Wednesday, July 6, 2011

...and Justice for All

Riveted!!! I know, I sound like a talking head on T.V., but it's the only way to describe my  my interest in the sad case of Casey Anthony. I was memorized and perplexed by the case from the very first report of her missing child. In the beginning it completely boggled my mind as to how a mother with any maternal instincts whatsoever, could not report her child missing. Sadly, three years and a trial later, it still boggles my mind. Regardless of how the case is dissected, analyzed or debated, it still comes out a puzzle with several pieces missing. It's safe to say we will never know what happened or who was involved. Today when I heard the verdict and I read and heard some reactions to it, this was the mental picture that came to mind....

John 8

 Jesus went across to Mount Olives, but he was soon back in the Temple again. Swarms of people came to him. He sat down and taught them.The religion scholars and Pharisees led in a woman who had been caught in an act of adultery. They stood her in plain sight of everyone and said, "Teacher, this woman was caught red-handed in the act of adultery. Moses, in the Law, gives orders to stone such persons. What do you say?" They were trying to trap him into saying something incriminating so they could bring charges against him.Jesus bent down and wrote with his finger in the dirt. They kept at him, badgering him. He straightened up and said, "The sinless one among you, go first: Throw the stone." Bending down again, he wrote some more in the dirt. Hearing that, they walked away, one after another, beginning with the oldest. The woman was left alone. Jesus stood up and spoke to her. "Woman, where are they? Does no one condemn you?" "No one, Master."
   "Neither do I," said Jesus. "Go on your way. From now on, don't sin."

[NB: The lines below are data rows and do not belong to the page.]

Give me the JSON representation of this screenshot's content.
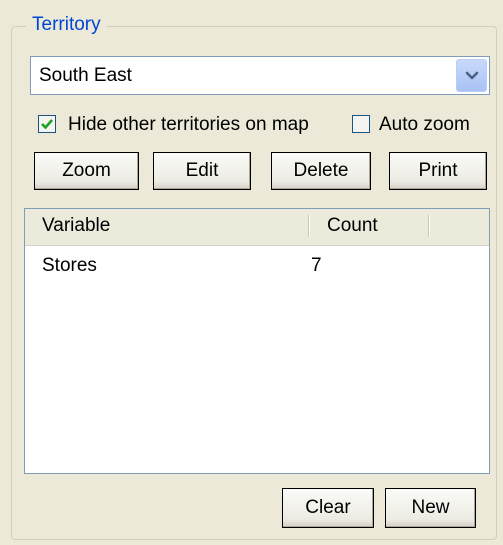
{
  "group": {
    "title": "Territory"
  },
  "territory_select": {
    "value": "South East",
    "icon": "chevron-down-icon"
  },
  "options": {
    "hide_other": {
      "label": "Hide other territories on map",
      "checked": true
    },
    "auto_zoom": {
      "label": "Auto zoom",
      "checked": false
    }
  },
  "buttons": {
    "zoom": "Zoom",
    "edit": "Edit",
    "delete": "Delete",
    "print": "Print",
    "clear": "Clear",
    "new": "New"
  },
  "table": {
    "columns": [
      "Variable",
      "Count"
    ],
    "rows": [
      {
        "variable": "Stores",
        "count": "7"
      }
    ]
  },
  "colors": {
    "title": "#0046d5",
    "panel": "#ece9d8",
    "check": "#21a121"
  }
}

Before the trial began, the judge spoke to the jury. In essence he told them that the accused entered the court room an innocent woman. Although she had been accused of crimes, the burden to prove her guilt was up to the state. Until that burden had been met, she remained an innocent woman. I let that settle in for a moment and it changed the way I viewed the rest of the trial.  I came to realize that not only should I look at the trial differently, I should approach my day to day interactions differently. I've been guilty of putting people in a box due to past interactions with them, taping the lid shut, never to allow them to break out of "the box" to hurt me again.  Likewise, I've had people put me in a box due to interactions, which may have been harsh, irrational, or simply just taken wrong, and there I am, sitting in a dark closed in box, usually of my own making. Casey will forever be known as at best, the woman who did not report her child missing, or at worse, got away with murder.  Regardless of what good she may move on to do on this earth, she will never be able to escape the box that her actions has put her in.  Thank God for mercy!!! What do you think Jesus wrote in the dirt? The 10 commandments? Sins he knew had been committed by those surrounding the woman? Names? Whatever it was, it settled into the hearts of the woman's accusers and they dropped their rocks and walked away.  Something tells me they didn't have their heads held high.  Sometimes I forget that I'm not as "good" as I want to be, and will look at others with judgement.... Then I remember who I really am. I'm greatly flawed, yet tenderly loved by a merciful God. My prayer is to be able to look at others and remember that they are the same. I'll throw my rocks down and remember if it wasn't for Mercy, justice for all would be harsh on every one of us.... Me included.